Тем не менее какая-то связь между нами оставалась. Мы не были близки, но друг друга не теряли. Созванивались раз в месяц или около того, может, три-четыре раза в год друг друга навещали. Когда выходил мой очередной поэтический сборник, я исправно посылал его отцу, и он всегда звонил поблагодарить. Когда б я ни писал статью для журнала – всегда откладывал экземпляр и непременно отдавал ему при следующей нашей встрече. «Нью-Йорк Ревью оф Букс» ему ничего не говорило, но вот статьи в «Комментари» [23] производили впечатление.
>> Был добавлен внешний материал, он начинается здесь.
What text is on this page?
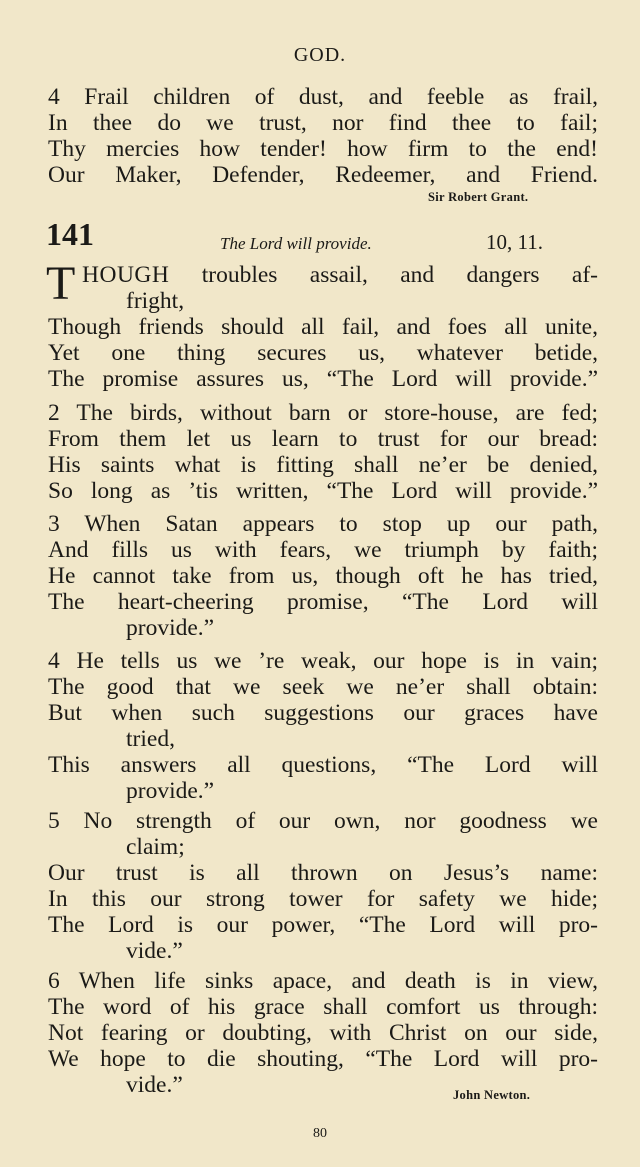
GOD.
4 Frail children of dust, and feeble as frail,
In thee do we trust, nor find thee to fail;
Thy mercies how tender! how firm to the end!
Our Maker, Defender, Redeemer, and Friend.
Sir Robert Grant.
141	The Lord will provide.	10, 11.
T HOUGH troubles assail, and dangers af-
fright,
Though friends should all fail, and foes all unite,
Yet one thing secures us, whatever betide,
The promise assures us, “The Lord will provide.”
2 The birds, without barn or store-house, are fed;
From them let us learn to trust for our bread:
His saints what is fitting shall ne’er be denied,
So long as ’tis written, “The Lord will provide.”
3 When Satan appears to stop up our path,
And fills us with fears, we triumph by faith;
He cannot take from us, though oft he has tried,
The heart-cheering promise, “The Lord will
provide.”
4 He tells us we ’re weak, our hope is in vain;
The good that we seek we ne’er shall obtain:
But when such suggestions our graces have
tried,
This answers all questions, “The Lord will
provide.”
5 No strength of our own, nor goodness we
claim;
Our trust is all thrown on Jesus’s name:
In this our strong tower for safety we hide;
The Lord is our power, “The Lord will pro-
vide.”
6 When life sinks apace, and death is in view,
The word of his grace shall comfort us through:
Not fearing or doubting, with Christ on our side,
We hope to die shouting, “The Lord will pro-
vide.”	John Newton.
80
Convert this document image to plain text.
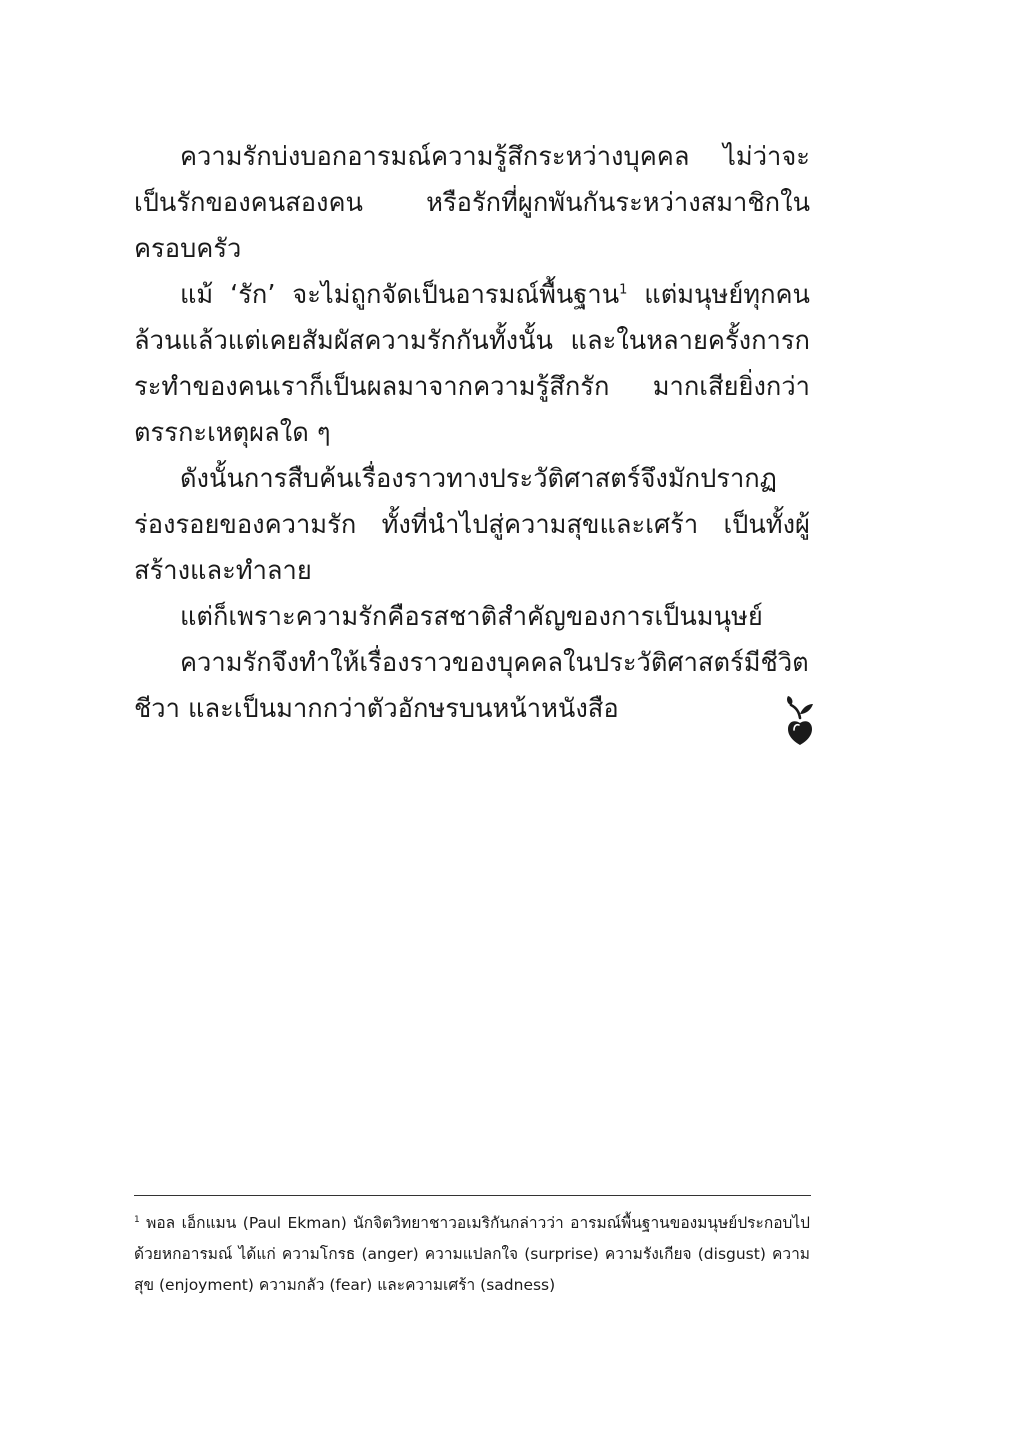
ความรักบ่งบอกอารมณ์ความรู้สึกระหว่างบุคคล ไม่ว่าจะเป็นรักของคนสองคน หรือรักที่ผูกพันกันระหว่างสมาชิกในครอบครัว

แม้ ‘รัก’ จะไม่ถูกจัดเป็นอารมณ์พื้นฐาน$^1$ แต่มนุษย์ทุกคนล้วนแล้วแต่เคยสัมผัสความรักกันทั้งนั้น และในหลายครั้งการกระทำของคนเราก็เป็นผลมาจากความรู้สึกรัก มากเสียยิ่งกว่าตรรกะเหตุผลใด ๆ

ดังนั้นการสืบค้นเรื่องราวทางประวัติศาสตร์จึงมักปรากฏร่องรอยของความรัก ทั้งที่นำไปสู่ความสุขและเศร้า เป็นทั้งผู้สร้างและทำลาย

แต่ก็เพราะความรักคือรสชาติสำคัญของการเป็นมนุษย์

ความรักจึงทำให้เรื่องราวของบุคคลในประวัติศาสตร์มีชีวิตชีวา และเป็นมากกว่าตัวอักษรบนหน้าหนังสือ

$^1$ พอล เอ็กแมน (Paul Ekman) นักจิตวิทยาชาวอเมริกันกล่าวว่า อารมณ์พื้นฐานของมนุษย์ประกอบไปด้วยหกอารมณ์ ได้แก่ ความโกรธ (anger) ความแปลกใจ (surprise) ความรังเกียจ (disgust) ความสุข (enjoyment) ความกลัว (fear) และความเศร้า (sadness)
Мне кажется, он ощущал, что если меня печатают евреи, то в моей писанине, вероятно, что-то есть.
Как-то раз – я еще жил в Париже – он написал мне, что сходил в публичную библиотеку и почитал кое-какие мои стихи, напечатанные в последнем номере журнала «Поэтри». Я представил его себе в большом пустом зале, рано поутру перед работой: сидит за таким длинным столом, не сняв пальто, сгорбившись над словами, которые ему, должно быть, кажутся непостижимыми.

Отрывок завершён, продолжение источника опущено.